A lineage-specific mutation identifies a putative enhancer in the last intron of the caudal homolog pal-1

Hong Zhang, Scott W. Emmons

Department of Molecular Genetics, Albert Einstein College of Medicine, 1300 Morris Park Ave. Bronx NY 10461

Members of the caudal-like proteins are required for proper patterning of the posterior body region. In mouse and Xenopus, caudal-like proteins are also required for setting up the correct expression domains of Hox genes. For example, the expression boundaries of Hox genes are shifted posteriorly in cdx-1 and cdx-2 knockout mice.

The C. elegans caudal homolog, pal-1, is required for specifying the identity of embryonic posterior blastomere P2. The null allele, pal-1(ct224), which deletes most coding sequence, causes embryonic lethality and severely disrupts posterior development (Nob phenotype)1,2. pal-1 is also involved in specifying cell fate in a postembryonic lineage descended from the anterior embryonic AB blastomere. This role was revealed by a viable allele, e2091, which results in missing male rays. In pal-1(e2091), PAL-1 is absent from seam cell V6. As a consenquence, Hox gene mab-5, a putative transcriptional target of PAL-1, is not expressed in V6 descendants, leading to loss of rays3.

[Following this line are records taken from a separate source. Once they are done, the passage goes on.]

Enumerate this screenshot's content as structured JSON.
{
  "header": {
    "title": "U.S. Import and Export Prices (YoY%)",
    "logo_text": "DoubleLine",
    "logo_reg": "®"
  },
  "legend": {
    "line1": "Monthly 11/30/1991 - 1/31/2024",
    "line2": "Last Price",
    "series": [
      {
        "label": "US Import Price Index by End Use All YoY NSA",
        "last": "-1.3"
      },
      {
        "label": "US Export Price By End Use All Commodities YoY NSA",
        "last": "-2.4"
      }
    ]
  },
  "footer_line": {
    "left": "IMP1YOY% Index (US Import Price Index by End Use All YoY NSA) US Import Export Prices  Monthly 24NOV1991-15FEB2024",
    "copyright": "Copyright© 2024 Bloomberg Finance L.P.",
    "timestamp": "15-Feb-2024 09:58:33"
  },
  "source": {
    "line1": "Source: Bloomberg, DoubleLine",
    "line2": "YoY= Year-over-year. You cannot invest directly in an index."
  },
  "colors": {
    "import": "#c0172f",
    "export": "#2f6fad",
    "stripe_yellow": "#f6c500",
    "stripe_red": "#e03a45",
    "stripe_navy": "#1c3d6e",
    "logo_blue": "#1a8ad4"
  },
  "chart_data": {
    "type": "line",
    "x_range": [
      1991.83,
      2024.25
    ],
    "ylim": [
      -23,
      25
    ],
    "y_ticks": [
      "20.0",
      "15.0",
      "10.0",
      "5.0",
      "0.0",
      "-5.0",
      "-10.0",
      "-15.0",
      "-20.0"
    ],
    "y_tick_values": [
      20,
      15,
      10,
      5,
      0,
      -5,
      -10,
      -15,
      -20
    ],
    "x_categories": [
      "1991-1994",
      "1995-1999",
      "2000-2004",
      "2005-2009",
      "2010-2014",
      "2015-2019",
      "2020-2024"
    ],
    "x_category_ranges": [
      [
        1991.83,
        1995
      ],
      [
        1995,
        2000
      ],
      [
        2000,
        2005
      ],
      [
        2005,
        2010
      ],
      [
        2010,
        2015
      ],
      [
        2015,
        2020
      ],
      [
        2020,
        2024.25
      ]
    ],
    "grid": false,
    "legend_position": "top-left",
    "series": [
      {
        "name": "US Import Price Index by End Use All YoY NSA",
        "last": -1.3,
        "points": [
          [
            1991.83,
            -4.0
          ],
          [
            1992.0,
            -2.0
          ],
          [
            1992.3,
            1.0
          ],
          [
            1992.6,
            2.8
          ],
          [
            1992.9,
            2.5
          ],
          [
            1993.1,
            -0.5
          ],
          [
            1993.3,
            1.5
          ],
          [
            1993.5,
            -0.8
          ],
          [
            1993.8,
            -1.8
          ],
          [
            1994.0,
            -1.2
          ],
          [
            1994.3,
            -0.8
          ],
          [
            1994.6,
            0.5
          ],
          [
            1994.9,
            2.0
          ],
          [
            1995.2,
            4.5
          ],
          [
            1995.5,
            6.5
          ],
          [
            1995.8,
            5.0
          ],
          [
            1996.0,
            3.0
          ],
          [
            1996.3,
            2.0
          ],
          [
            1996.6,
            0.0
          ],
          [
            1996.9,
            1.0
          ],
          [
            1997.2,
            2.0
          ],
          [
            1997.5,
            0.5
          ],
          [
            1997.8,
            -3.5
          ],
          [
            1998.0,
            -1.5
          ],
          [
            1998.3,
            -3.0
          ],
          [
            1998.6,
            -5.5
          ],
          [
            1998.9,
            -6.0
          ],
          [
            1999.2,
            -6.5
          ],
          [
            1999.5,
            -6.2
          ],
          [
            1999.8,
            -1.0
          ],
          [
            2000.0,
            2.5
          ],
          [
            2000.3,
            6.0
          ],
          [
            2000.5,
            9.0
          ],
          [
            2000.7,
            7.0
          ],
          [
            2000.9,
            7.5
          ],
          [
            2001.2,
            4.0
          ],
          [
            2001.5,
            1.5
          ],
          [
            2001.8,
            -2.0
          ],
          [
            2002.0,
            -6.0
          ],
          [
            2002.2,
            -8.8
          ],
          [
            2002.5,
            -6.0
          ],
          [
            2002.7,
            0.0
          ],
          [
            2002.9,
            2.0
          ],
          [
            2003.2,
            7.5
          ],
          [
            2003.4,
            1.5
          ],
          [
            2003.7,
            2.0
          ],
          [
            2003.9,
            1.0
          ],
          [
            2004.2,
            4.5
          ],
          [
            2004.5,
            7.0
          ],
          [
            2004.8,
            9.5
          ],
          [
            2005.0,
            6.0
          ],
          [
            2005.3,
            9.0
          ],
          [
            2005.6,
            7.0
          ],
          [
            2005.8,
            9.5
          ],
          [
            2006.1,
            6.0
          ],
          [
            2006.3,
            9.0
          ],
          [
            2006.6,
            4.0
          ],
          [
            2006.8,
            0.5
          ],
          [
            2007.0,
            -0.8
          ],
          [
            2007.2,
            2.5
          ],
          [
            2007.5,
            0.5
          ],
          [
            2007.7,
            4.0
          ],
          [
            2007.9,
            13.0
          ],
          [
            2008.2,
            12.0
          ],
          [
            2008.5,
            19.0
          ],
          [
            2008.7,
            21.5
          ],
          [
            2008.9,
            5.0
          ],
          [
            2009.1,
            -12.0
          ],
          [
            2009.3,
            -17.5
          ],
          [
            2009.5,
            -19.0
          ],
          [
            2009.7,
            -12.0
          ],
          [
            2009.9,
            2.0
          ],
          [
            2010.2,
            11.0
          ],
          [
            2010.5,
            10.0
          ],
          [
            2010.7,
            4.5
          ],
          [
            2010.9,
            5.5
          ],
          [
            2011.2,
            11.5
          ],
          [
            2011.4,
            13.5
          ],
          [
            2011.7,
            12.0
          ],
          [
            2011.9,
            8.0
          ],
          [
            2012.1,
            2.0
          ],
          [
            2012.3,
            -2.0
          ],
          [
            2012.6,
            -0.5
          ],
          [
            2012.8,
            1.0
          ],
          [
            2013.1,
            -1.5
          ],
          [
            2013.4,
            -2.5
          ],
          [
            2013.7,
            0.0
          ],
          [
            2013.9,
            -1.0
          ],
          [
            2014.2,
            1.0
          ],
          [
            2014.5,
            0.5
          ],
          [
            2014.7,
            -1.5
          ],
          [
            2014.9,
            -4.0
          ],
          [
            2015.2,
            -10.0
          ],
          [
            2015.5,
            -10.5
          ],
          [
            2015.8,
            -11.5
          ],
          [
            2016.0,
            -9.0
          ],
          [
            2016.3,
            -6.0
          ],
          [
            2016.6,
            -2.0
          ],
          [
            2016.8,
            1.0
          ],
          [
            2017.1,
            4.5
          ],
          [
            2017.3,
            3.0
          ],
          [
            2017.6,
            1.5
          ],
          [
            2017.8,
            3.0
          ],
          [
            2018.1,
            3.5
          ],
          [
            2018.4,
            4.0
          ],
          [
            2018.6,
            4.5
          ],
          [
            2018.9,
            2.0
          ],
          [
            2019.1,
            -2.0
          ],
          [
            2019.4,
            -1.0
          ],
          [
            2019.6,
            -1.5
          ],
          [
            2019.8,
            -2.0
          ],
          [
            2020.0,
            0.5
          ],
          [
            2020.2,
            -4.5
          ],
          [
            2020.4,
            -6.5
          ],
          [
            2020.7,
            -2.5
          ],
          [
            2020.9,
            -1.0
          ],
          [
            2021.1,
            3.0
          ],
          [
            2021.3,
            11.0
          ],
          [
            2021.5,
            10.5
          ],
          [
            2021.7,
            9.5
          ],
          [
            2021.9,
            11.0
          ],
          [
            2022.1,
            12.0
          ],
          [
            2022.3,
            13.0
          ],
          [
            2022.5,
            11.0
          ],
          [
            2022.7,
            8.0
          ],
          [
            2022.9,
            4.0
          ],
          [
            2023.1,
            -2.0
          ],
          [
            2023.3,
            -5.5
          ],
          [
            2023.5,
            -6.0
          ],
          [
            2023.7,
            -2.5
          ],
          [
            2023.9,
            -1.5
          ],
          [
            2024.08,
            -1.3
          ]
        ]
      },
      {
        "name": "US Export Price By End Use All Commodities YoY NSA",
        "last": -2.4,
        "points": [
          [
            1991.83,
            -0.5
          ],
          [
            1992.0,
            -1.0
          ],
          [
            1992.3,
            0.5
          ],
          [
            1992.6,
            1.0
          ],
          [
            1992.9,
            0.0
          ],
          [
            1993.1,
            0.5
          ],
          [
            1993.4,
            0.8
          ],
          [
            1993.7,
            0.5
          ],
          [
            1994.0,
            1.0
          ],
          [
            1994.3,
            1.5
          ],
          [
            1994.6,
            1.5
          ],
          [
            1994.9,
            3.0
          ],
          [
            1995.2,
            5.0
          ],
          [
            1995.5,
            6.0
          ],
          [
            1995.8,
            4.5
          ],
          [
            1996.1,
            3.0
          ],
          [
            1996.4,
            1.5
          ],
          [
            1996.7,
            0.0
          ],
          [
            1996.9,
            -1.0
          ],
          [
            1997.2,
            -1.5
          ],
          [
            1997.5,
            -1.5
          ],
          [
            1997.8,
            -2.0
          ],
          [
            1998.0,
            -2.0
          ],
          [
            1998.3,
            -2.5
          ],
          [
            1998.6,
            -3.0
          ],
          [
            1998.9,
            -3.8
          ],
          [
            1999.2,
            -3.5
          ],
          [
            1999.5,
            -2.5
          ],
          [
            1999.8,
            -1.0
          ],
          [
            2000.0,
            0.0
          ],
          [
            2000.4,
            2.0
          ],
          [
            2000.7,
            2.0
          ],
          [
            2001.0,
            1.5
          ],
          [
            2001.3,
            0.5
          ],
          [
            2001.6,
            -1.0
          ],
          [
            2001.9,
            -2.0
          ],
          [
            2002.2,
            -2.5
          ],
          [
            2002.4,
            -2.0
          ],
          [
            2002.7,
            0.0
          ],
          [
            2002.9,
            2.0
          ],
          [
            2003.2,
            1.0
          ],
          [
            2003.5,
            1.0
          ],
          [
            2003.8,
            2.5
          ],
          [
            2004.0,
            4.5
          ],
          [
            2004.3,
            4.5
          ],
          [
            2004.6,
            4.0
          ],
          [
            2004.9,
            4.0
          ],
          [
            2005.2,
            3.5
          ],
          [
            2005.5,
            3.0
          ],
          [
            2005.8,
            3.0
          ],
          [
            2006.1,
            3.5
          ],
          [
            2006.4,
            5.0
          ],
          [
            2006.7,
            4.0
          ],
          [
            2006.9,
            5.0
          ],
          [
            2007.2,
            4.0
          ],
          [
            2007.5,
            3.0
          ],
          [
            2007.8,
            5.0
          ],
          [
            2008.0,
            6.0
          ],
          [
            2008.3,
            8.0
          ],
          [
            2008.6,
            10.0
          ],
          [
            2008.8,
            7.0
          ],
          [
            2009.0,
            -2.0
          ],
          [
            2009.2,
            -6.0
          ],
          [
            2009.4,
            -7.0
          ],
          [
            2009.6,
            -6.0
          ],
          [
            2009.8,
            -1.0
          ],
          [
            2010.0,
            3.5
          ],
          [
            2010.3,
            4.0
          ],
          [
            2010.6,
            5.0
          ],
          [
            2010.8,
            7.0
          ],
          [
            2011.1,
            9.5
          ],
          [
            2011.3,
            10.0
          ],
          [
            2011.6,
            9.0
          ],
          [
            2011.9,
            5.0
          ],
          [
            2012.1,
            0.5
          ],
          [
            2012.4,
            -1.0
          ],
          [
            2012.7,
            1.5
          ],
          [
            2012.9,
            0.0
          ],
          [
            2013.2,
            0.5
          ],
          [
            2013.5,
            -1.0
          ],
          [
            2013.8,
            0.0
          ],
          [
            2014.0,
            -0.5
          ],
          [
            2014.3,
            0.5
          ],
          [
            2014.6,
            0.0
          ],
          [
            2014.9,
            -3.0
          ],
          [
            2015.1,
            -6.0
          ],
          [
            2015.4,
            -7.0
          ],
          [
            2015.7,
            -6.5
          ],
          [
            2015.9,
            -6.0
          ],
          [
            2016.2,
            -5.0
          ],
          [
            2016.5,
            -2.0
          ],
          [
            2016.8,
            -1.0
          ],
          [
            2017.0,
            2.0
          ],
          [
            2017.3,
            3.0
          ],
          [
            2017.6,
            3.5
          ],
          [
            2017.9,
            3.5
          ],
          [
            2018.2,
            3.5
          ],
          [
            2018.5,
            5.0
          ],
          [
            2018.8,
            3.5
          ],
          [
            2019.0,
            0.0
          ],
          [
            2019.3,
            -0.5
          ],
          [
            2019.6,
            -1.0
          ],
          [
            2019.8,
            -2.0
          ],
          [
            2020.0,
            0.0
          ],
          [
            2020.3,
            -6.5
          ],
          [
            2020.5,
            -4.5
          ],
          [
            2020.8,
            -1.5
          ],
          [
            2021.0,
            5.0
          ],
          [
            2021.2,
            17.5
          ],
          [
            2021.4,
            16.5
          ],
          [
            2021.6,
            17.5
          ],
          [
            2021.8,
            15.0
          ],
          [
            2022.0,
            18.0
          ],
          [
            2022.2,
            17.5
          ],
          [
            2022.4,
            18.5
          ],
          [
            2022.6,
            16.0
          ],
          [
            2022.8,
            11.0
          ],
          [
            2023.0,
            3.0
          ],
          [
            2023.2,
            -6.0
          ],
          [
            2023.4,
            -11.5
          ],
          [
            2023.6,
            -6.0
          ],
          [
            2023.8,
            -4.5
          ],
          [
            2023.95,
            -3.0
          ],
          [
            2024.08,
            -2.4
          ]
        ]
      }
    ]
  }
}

Several previous attempts to identify the mutation in e2091 were unsuccessful, and revealed that the protein sequence is intact. We have now shown that e2091 is a T to C transition, which is located in the middle of the last intron. We amplified the 10Kb pal-1 genomic DNA from wild type, which consists of about 4Kb upstream sequence and about 1Kb downstream sequence, and found it can rescue the V6 ray loss phenotype of pal-1(e2091). The genomic counterpart from pal-1(e2091), as expected, gives no rescue. In the whole rescuing fragment, only two point mutations in the last intron were found: T to C(24264, the number corresponding to the cosmid C38D4) and C to T(23370). We sequenced the intron of a presumptive intragenic revertant, pal-1( e2091 bx89), and found the muation at 24264 has been reverted to wild type: C to T. To further prove that intron sequence was required for pal-1 function in V6, we used a genomic-cDNA hybrid construct pSC16, which lacks the last intron of pal-1. pSC16 is capable of rescuing pal-1 null embryonic lethality, but we found that it cannot rescue the V6 ray loss phenotype of pal-1(e2091). These results suggest that an enhancer element essential for transcription of pal-1 in V6 resides within the last intron.

Thanks Dr. Lois Edgar for sending us pSC16 and pal-1(ct224)

1. Hunter and Kenyon (1996) Cell 87:217-226

2. Edgar et al. 1993 Meeting Abstract, p.10.